Is there a more elegant solution to this than starting and ending each main function with macros that will paste the implicit try {} catch
I want?
Can I somehow achieve this with the std::set_terminate
functionality?
Example:
int main(){
try { //<- insert this
/*
the business logic goes here
*/
//-> and insert this
}
catch(const Someclass1& e){ return 2; }
catch(const Someclass2& e){ return 3; }
//...
catch(...){ return 1; }
}
A clean way involves using a translation function with all of your exception boilerplate that returns the exit values for the corresponding exception.

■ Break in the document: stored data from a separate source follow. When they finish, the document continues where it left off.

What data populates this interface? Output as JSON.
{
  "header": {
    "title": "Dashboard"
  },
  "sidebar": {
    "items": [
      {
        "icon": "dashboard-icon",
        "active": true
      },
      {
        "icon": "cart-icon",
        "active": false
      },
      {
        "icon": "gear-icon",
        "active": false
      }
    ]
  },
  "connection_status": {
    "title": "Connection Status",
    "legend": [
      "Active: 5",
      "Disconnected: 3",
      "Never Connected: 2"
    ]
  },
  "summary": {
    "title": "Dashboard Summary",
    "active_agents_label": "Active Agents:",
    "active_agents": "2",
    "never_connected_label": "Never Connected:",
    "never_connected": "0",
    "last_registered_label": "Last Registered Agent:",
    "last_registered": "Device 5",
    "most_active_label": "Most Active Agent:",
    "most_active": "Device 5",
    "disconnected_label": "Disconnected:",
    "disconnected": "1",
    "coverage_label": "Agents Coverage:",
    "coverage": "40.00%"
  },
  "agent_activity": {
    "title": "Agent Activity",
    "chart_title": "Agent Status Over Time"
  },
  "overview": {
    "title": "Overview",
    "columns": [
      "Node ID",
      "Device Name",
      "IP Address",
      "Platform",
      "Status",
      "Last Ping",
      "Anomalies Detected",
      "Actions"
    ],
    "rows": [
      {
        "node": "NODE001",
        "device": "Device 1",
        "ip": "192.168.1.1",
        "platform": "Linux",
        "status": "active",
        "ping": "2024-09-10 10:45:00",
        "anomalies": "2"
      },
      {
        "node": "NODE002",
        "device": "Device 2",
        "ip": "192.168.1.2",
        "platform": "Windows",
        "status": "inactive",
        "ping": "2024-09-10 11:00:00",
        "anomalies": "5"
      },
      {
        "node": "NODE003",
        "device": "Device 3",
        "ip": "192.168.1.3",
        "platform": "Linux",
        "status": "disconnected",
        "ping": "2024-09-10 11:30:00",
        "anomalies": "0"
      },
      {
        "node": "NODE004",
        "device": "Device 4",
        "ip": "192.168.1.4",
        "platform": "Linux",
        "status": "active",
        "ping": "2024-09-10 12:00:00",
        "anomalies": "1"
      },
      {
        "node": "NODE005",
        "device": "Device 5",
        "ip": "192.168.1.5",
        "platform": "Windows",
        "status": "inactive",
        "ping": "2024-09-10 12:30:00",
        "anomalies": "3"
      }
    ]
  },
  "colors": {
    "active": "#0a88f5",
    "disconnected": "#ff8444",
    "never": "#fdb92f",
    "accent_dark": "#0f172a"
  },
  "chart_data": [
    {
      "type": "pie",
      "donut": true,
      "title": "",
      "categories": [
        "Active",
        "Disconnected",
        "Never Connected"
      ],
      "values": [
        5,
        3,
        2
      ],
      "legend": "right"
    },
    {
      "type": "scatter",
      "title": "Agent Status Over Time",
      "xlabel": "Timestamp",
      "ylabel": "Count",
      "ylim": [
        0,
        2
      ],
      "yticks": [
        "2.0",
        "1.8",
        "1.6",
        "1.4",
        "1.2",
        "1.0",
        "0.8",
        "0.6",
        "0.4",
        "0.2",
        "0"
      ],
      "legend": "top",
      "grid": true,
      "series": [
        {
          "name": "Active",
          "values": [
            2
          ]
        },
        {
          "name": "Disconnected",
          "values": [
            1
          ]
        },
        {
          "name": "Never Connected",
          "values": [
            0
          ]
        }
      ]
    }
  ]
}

template <typename Callable>
int call_and_translate_for_boundary(Callable&& func)
try {
func();
return 0;
}
catch(const Someclass1& e){ return 2; }
catch(const Someclass2& e){ return 3; }
//...
catch(...){ return 1; }
In your own code, you only concern yourself with wrapping your business logic with a lambda and passed that into the translation function so it can capture and translate for you.
int main() {
return call_and_translate_for_boundary([&]{
//business logic here
});
}
I guess you could do something with macros if you want to. Here's how:
#define MY_MAIN int main(int argc, char** argv) try // <- yes, try here
#define MY_CATCH catch (const Someclass1& e){ return 1; } \
catch (const Someclass2& e){ return 1; } \
... \
catch (...) { return -1; }
MY_MAIN
{
// usual business...
return 0;
}
MY_CATCH
The idea is to let the macro write a try catch "around" the main function body, which is all legal.